By John Cunniff The Associated Press
Thursday February 22, 2001

The stock market’s plunge has left many small investors so intimidated they are likely to miss out on the beginning of the next upturn and the chance to recoup their losses. 

It is one of the tragic ironies of the marketplace, confirmed in at least nine up-down cycles since World War II.  

As opportunity improves, many small investors won’t want anything to do the market. 

This feeling of defeat isn’t limited to stocks.  

Federal Reserve chairman Alan Greenspan has, in fact, expressed fears it could affect buying and selling in general, and thus delay any recovery. 

It’s in the stock market, however, that the psychological effect is most glaring. 

In the overall marketplace, a family that buys a car at the economy’s peak may still have it when the economy tanks. 

You can’t say the same thing about a stock that was purchased at the top and sold at the bottom, an experience shared by many thousands of small investors.  

Their loss is real and extremely painful, and it leaves them in a mood that tolerates no additional chances. 

Sadly, this gloom may descend as opportunity beckons, which in the present instance conceivably could be mere weeks or a few months away.  

This assumption is based on the likelihood that the economy begins to respond to lower interest rates about six months after the first rate cut. 

Gerald Perritt, an investment advisor with a historian’s perspective, states the case succinctly: “The Fed first cut rates in early January, which would mean an economic rebound will begin in early July. 

“If the slowdown had begun sometime last November, its midpoint would occur sometimes this month. If stock prices respond like they have in the past, the bear market bottom is at hand.” 

But investing deals with the future, anticipating events rather than waiting for them to happen.  

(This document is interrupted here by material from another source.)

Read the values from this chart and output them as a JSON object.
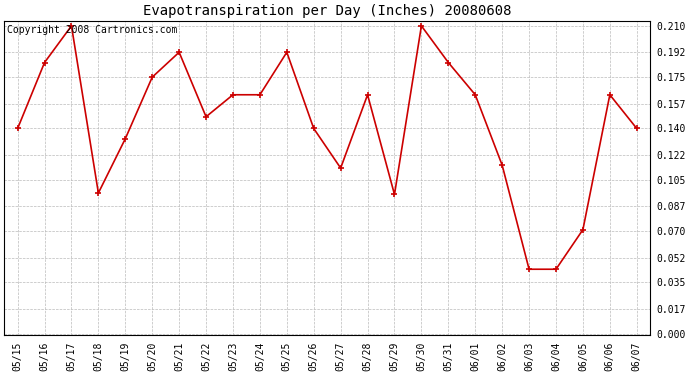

It means that the most daring of investors is willing to buy stocks amid the thickest blanket of gloom. 

Unfortunately, this is when many small investors decide they cannot take any risk at all.  

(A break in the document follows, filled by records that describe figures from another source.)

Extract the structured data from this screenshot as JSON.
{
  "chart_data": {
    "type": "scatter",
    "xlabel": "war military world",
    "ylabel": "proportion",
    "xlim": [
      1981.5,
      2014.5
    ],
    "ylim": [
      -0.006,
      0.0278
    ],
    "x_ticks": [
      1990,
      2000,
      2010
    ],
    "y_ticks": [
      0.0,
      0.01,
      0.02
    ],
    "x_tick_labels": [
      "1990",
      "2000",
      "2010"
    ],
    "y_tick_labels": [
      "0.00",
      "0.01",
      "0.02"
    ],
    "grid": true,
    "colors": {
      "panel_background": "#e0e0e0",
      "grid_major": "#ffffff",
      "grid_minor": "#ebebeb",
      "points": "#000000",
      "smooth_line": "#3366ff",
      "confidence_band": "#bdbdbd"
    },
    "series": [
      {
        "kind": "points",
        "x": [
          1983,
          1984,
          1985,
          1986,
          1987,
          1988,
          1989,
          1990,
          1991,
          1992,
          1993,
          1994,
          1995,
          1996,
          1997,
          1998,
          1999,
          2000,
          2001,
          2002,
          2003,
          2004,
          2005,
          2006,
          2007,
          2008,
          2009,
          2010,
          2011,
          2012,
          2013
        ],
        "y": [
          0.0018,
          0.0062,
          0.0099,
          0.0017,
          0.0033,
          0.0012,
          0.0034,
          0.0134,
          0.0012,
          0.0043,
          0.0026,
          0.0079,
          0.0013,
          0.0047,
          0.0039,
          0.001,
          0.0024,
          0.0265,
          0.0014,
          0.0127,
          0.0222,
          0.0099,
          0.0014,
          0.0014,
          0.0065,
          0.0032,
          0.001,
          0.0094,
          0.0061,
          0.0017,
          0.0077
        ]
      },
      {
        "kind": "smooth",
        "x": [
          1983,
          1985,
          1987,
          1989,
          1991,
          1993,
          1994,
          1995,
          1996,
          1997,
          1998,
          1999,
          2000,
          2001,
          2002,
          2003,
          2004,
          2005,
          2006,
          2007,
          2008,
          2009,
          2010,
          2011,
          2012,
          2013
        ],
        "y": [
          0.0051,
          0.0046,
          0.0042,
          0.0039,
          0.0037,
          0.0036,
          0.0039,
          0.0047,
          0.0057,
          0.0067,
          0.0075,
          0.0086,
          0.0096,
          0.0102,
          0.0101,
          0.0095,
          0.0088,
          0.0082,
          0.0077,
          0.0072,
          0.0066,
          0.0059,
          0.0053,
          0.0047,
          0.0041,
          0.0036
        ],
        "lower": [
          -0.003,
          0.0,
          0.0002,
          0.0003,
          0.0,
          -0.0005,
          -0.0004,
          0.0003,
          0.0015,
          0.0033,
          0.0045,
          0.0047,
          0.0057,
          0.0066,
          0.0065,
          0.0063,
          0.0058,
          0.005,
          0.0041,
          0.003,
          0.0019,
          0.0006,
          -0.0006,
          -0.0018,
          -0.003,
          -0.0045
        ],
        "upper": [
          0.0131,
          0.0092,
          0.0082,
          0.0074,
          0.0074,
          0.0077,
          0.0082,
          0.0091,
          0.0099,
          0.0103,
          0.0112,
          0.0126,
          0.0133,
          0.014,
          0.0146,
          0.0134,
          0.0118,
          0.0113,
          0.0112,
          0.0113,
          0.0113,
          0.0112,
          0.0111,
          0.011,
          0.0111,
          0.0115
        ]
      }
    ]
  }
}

Dump your stocks at the bottom, says Perritt, who edits “The Mutual Fund Letter,” and you lock in your losses. 

Not only that, having dumped stocks at a loss increases the odds that you’ll miss out on the first stage of the market’s recovery. That is, you might miss out on what could be the prime time to buy. 

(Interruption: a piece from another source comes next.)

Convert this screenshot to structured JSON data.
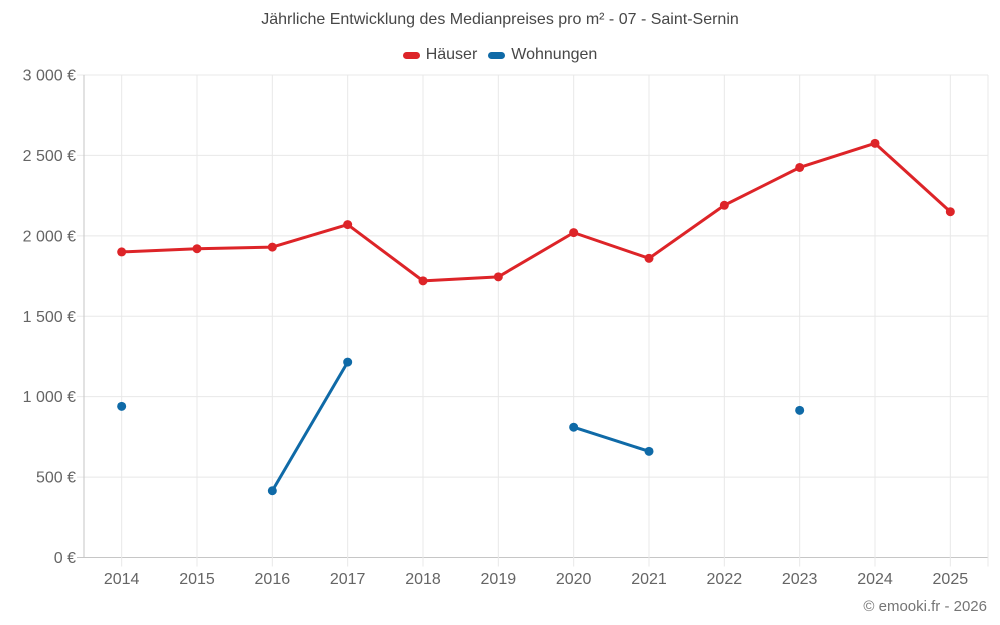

For reference and decision-making purposes, the average post World War II recession – and this is to date only a contraction and probably won’t deteriorate into a recession – lasted 11.7 months. 

The longest, 17 months, occurred in both 1973-1974 and 1981-1982; the shortest last nine months, in 1957 and again in 1990-1991. 

But, as happened in each one of the nine cycles, the stock market bear was routed months before the recession ended. In the 1990-1991 recession, the bear market ended in November 1990, the recession not until March 1991.